Schönberg setzte dieses Werk auf Wunsch des Großen Dirigenten Otto Klemperer in eine Fassung für großes Orchester. Auftraggeber war dann das Los Angeles Sinfonieorchester.
Schönberg wollte eigentlich im Stile von Johannes Brahms orchestrieren, aber Schönberg dachte wohl kompositorisch weiter. Er behält zwar den Notentext seines großen Vorbildes eigentlich genau bei, die Instrumentation ist jedoch Brahmsuntypisch.
Die Klangfarben klingen doch oft nach Hollywood. Der Klavierpart des Originals wird auf die verschiedenen Orchestergruppen aufgeteilt.
Die Darstellung des Werkes gelang Kütson und unserem Orchester vorzüglich.
Herrlich erfüllte Piani, glänzende Holz- und Blechbläser, ein wunderbar samten aufspielender Streicherapparat (Tiefe Streicher), wieder atemberaubende Pianissimi, strahlende Fortissimi. Die Terzenseligkeit , Sextenseligkeit , die melodischen Passagen mit ihren harmonischen Verläufen, das Vorwärtsdrängende, die Rhytmik mit ihren Akzentverschiebungen waren eigentlich selbstverständlich in ihrer Ausdeutung.
Fazit:
Ein ungemein begabter, junger Dirigent, ein ungewohnt folgendes Orchester, eine große, junge Pianistin.

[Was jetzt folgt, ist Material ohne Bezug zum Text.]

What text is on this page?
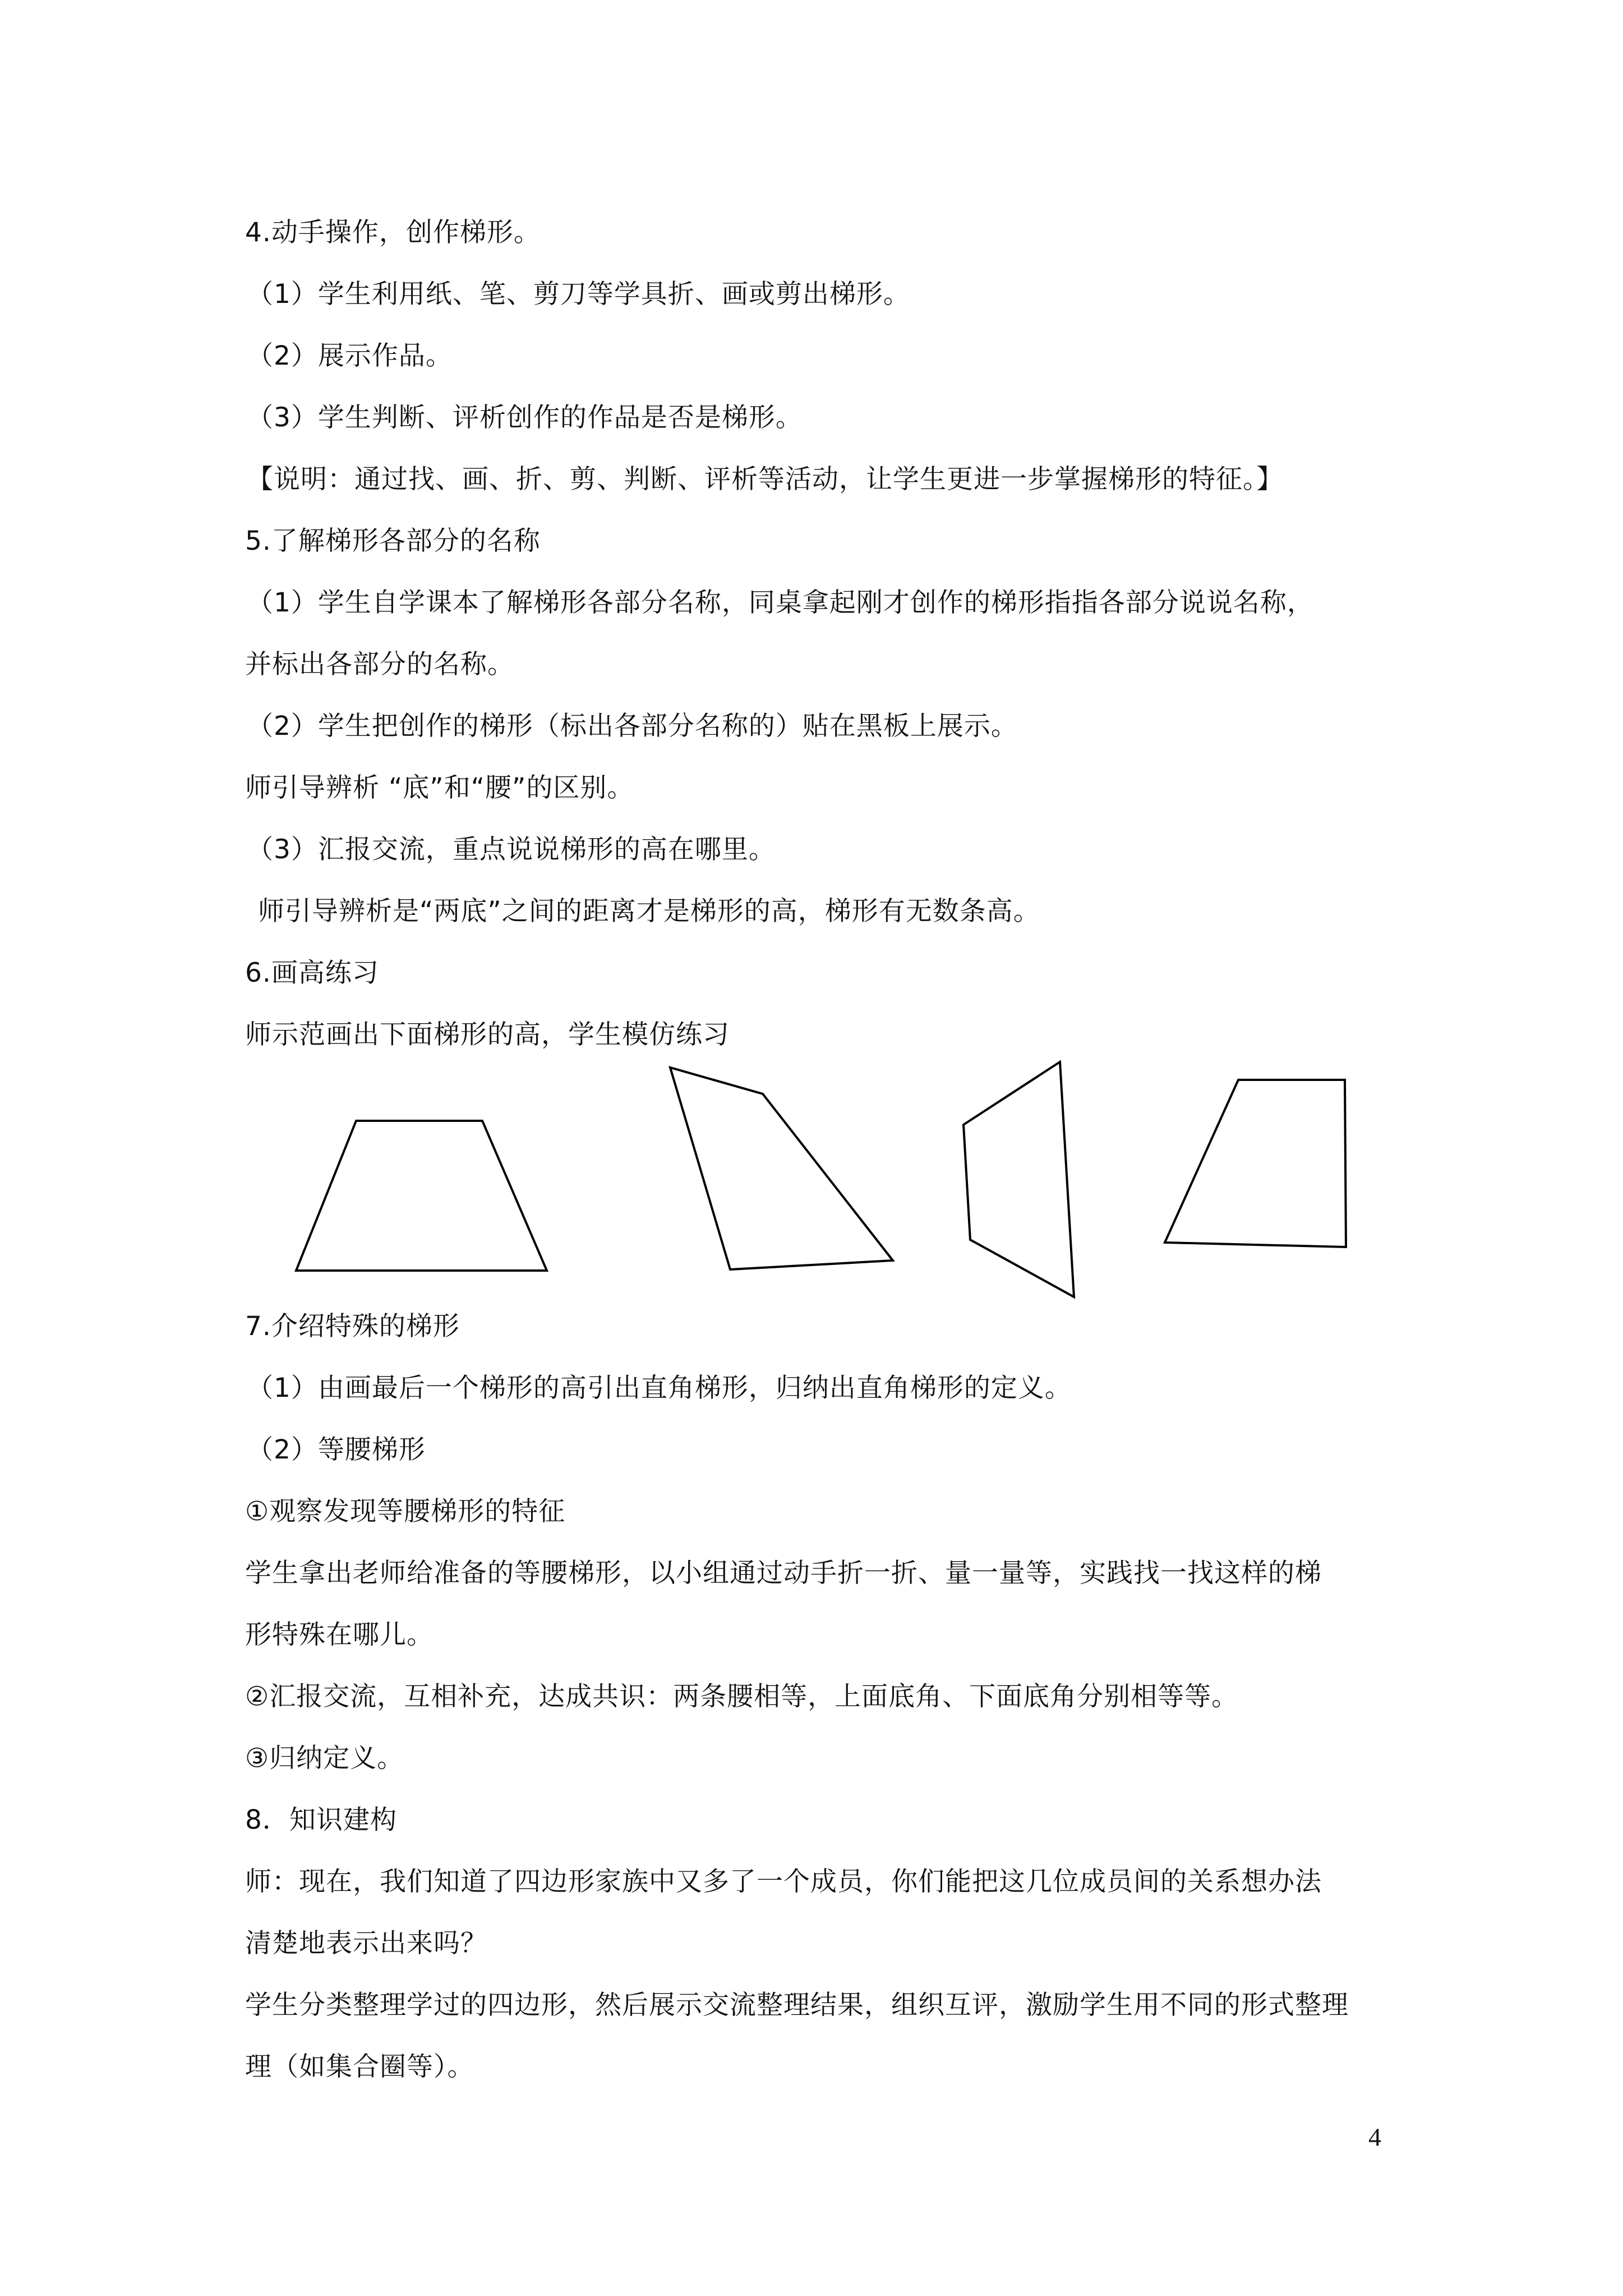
4.动手操作，创作梯形。
（1）学生利用纸、笔、剪刀等学具折、画或剪出梯形。
（2）展示作品。
（3）学生判断、评析创作的作品是否是梯形。
【说明：通过找、画、折、剪、判断、评析等活动，让学生更进一步掌握梯形的特征。】
5.了解梯形各部分的名称
（1）学生自学课本了解梯形各部分名称，同桌拿起刚才创作的梯形指指各部分说说名称，
并标出各部分的名称。
（2）学生把创作的梯形（标出各部分名称的）贴在黑板上展示。
师引导辨析 “底”和“腰”的区别。
（3）汇报交流，重点说说梯形的高在哪里。
师引导辨析是“两底”之间的距离才是梯形的高，梯形有无数条高。
6.画高练习
师示范画出下面梯形的高，学生模仿练习
7.介绍特殊的梯形
（1）由画最后一个梯形的高引出直角梯形，归纳出直角梯形的定义。
（2）等腰梯形
①观察发现等腰梯形的特征
学生拿出老师给准备的等腰梯形，以小组通过动手折一折、量一量等，实践找一找这样的梯
形特殊在哪儿。
②汇报交流，互相补充，达成共识：两条腰相等，上面底角、下面底角分别相等等。
③归纳定义。
8．知识建构
师：现在，我们知道了四边形家族中又多了一个成员，你们能把这几位成员间的关系想办法
清楚地表示出来吗？
学生分类整理学过的四边形，然后展示交流整理结果，组织互评，激励学生用不同的形式整理
理（如集合圈等）。
4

Ein Konzert, das den doch lange schon resignierenden Musikfreund höchstlich erfreute.
Der begeisterte Applaus des Publikums brachte Frau Scheps zu einer Zugabe, leider war dem Anschein nach das Orchester (Dirigent ?) darauf nicht vorbereitet. Der große Beifall hätte doch honoriert werden müssen! Kütson strahlte!
Wäre doch schön gewesen nach dieser Leistung!